The King Is Dead. Long Live the People!
May 2021 (Wall Street International)* — The notion of political parties in the non-United States existing along a neat and orderly linear continuum from left to right (or right to left depending on your predilection I suppose) is yet another American fantasy about ourselves, outdated at best and madly simplistic at worst.
This paradigm was borrowed centuries ago from the French Revolution, from which our fledgling nation took so many neo-liberal values and Constitutional principles.
In the summer of 1789, members of the French National Assembly met to begin drafting a constitution. The delegates were deeply divided over the issue of how much authority King Louis XVI should have and, as the debate raged, the two main factions each staked out territory in the assembly hall.
The anti-royalist revolutionaries seated themselves to the presiding officer’s left, while the more conservative, aristocratic supporters of the monarchy gathered to the right.

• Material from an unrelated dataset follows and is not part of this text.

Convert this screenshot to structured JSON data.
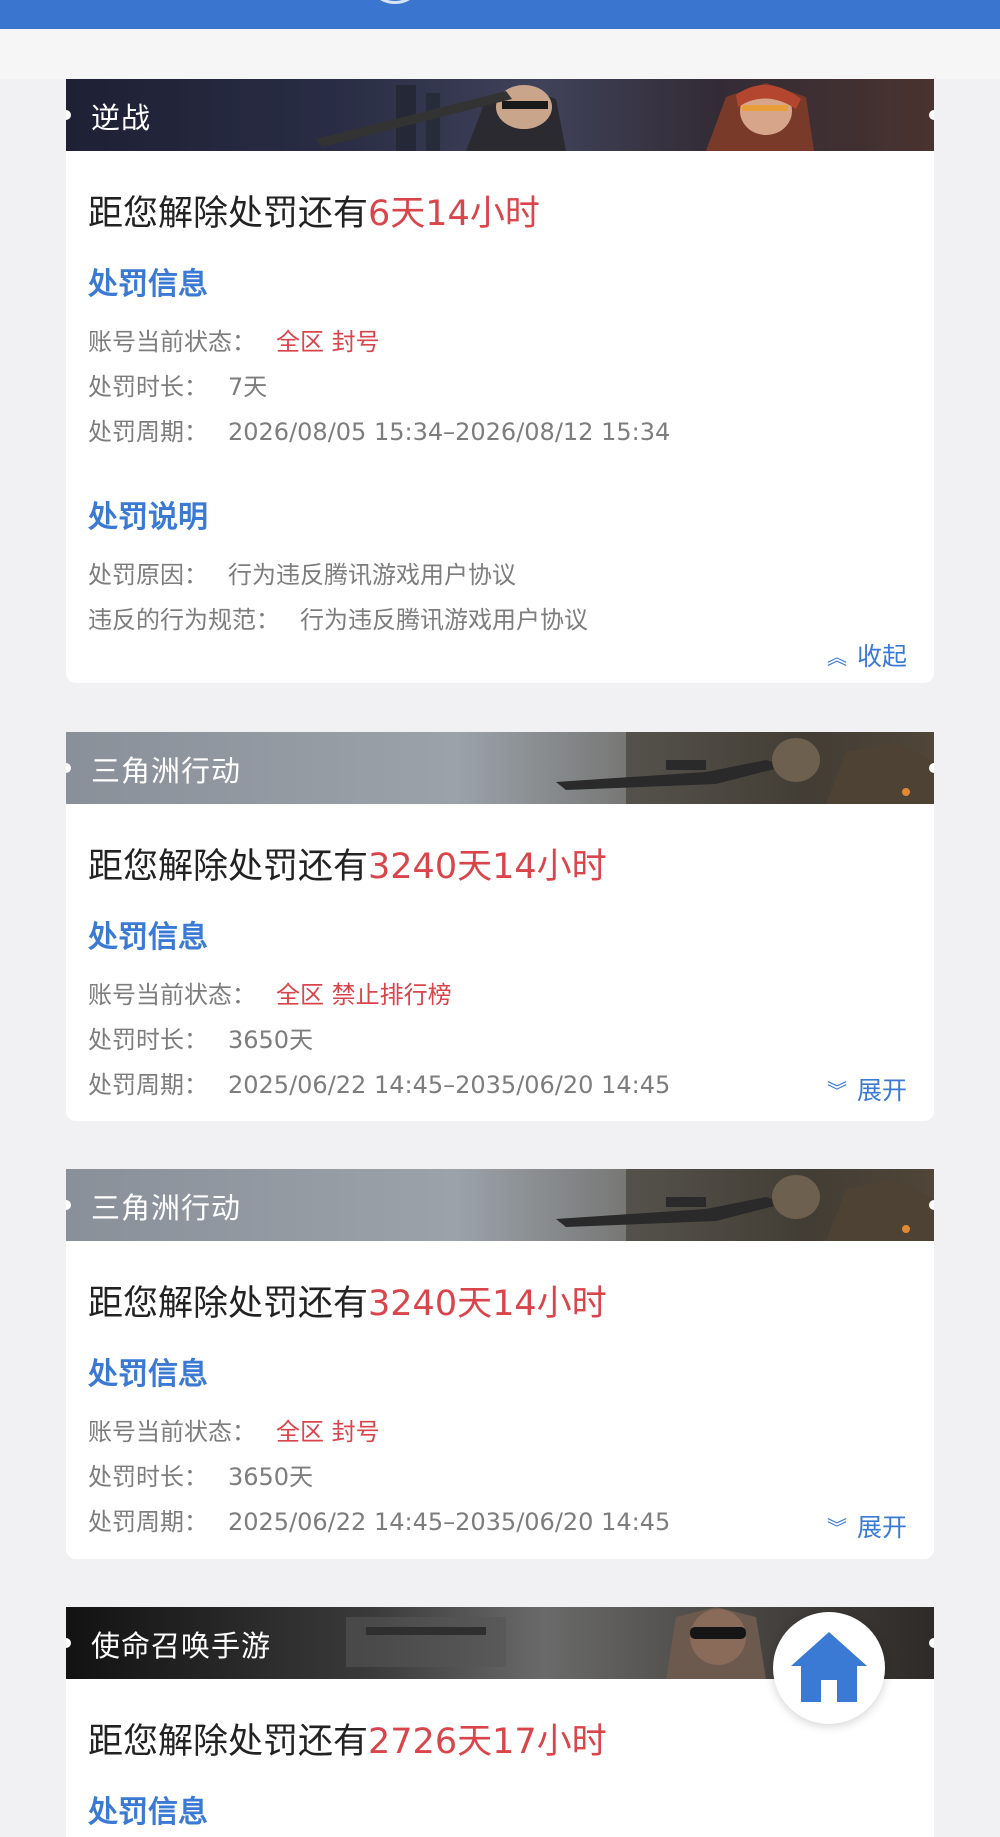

The divisions only continued during the 1790s, when newspapers began making reference to the progressive “left” and traditionalist “right” of the French assembly.
The distinctions later vanished for several years during the reign of Napoleon Bonaparte, but with the beginning of a constitutional monarchy in 1814, liberal and conservative representatives once again took up their respective posts on the left and right of the legislative chamber.
By the mid-19th century, “left” and “right” had entered the French vernacular as shorthand for opposing political ideologies.